Neon transfection system

Set the specific program for the cells of interest. Insert the pipette holder containing 3 mL of buffer E to receive the pipette with the electrode. The same holder can be used for all conditions of a given cell line, yet we swap the holder between different parental cell lines.

▲ CRITICAL If conditions are not established for the cell line of interest, follow the optimization protocol to ensure efficient delivery of components.

Procedure

sgRNA design

● TIMING 20 min per locus.

1. Identify the genomic coordinates of the locus of interest using a browser of choice (e.g., University of California, Santa Cruz genome browser, ENSEMBL, National Center for Biotechnology Information).

2. Use GuideScan (www.guidescan.com) to identify an sgRNA to use for the cassette KI and two pairs of flanking sgRNAs targeting the deletion breakpoints. sgRNAs should be prioritized for those with predicted lowest off-target events and highest efficiency.

   ▲ CRITICAL STEP Correct guide design is fundamental for the application of MACHETE.

   ♦ TROUBLESHOOTING

3. Copy the sgRNA sequence (remember to exclude the NGG PAM sequence) and insert between the T7 promoter sequence and the pX330 binding site to create a 59 mer oligo sequence. Repeat for all required sgRNAs. The primer sequence should be: TAATACGACTCACTATAGG N_20bp GTTTTAGAGCTAGAAATAGC, where N_20bp refers to the sgRNA spacer sequence.

4. Order the universal reverse primer (5′-AGCACCGACTCGGTGCCACT-3′) and the locus-specific 59 mer oligos in individual tubes at a 25 nmol scale (desalted).

sgRNA preparation

● TIMING 2 days

• 5.
  Setup PCR reactions to create DNA templates for the in vitro transcription. This protocol describes 30 μL per reaction, yet these can be scaled up to 100 μL per sgRNA for increased yield.

  Component	Volume (μL)	Final concentration
  2× Q5 Master Mix	15	1×
  10 μM locus-specific oligo	1.5	0.5 μM
  10 μM universal oligo	1.5	0.5 μM
  pX330 (10 ng/μL)	1.0	0.33 ng/μL
  Nuclease-free water	11	—

• 6.
  Perform a PCR amplification in a thermal cycler with the following settings:

  Cycle no.	Denature	Anneal	Extend	Final
  1	98 °C, 2 min
  2–34	98 °C, 10 s	58 °C, 10 s	72 °C, 20 s
  35			72 °C, 5 min
  36				16 °C, hold

• 7.Use 5 μL of each PCR reaction, add 1 μL of 6× loading buffer, and run in a 2% agarose gel at 130 V for 30 min to ensure the presence of a single 110 bp band.
• 8.Purify the remainder of the PCR product using the Qiagen PCR purification kit, following the manufacturer’s instructions. Elute in 20 μL of TE buffer 1× to increase the DNA concentration.
• 9.Measure concentration with a Nanodrop. Store at −20 °C until needed.
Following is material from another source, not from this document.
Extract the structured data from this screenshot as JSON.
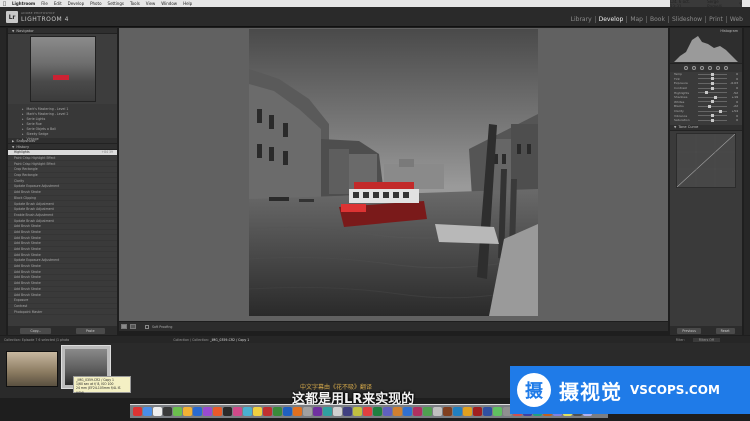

  ■ PAUSE POINT PCR products can be stored at −20 °C for at least 12 months.

  ♦ TROUBLESHOOTING

• 10.
  Perform in vitro transcription of PCR products from Step 9 using the HiScribe T7 High Yield RNA synthesis kit, as follows (20 μL reaction per guide):

  Component	Volume (μL)	Final concentration
  10× reaction buffer	2	1×
  ATP 100 mM	2	10 mM
  CTP 100 mM	2	10 mM
  TTP 100 mM	2	10 mM
  UTP 100 mM	2	10 mM
  T7 RNA pol Mix	2	—
  DNA (500 ng) from Step 9	2	25 ng/μL
  Nuclease-free water	6	—

• 11.Incubate the in vitro transcription reaction at 37 °C for 4–16 h.
• 12.Dilute 1 μL of the in vitro transcription reaction with 4 μL of nuclease-free water, add 1 μL of 6× loading buffer and run on a 2% agarose gel at 130 V for 35 min. A band of ~100 bp is expected.

  ♦ TROUBLESHOOTING

• 13.Purify the transcribed sgRNAs with the Zymo RNA Clean/Concentrator kit, following the manufacturer’s instructions. Elute the sgRNAs in 20 μL of H₂O to increase the concentration.
• 14.Measure the sgRNA concentration with a Nanodrop. Aliquot and store at −80 °C. Avoid freeze–thaw cycles.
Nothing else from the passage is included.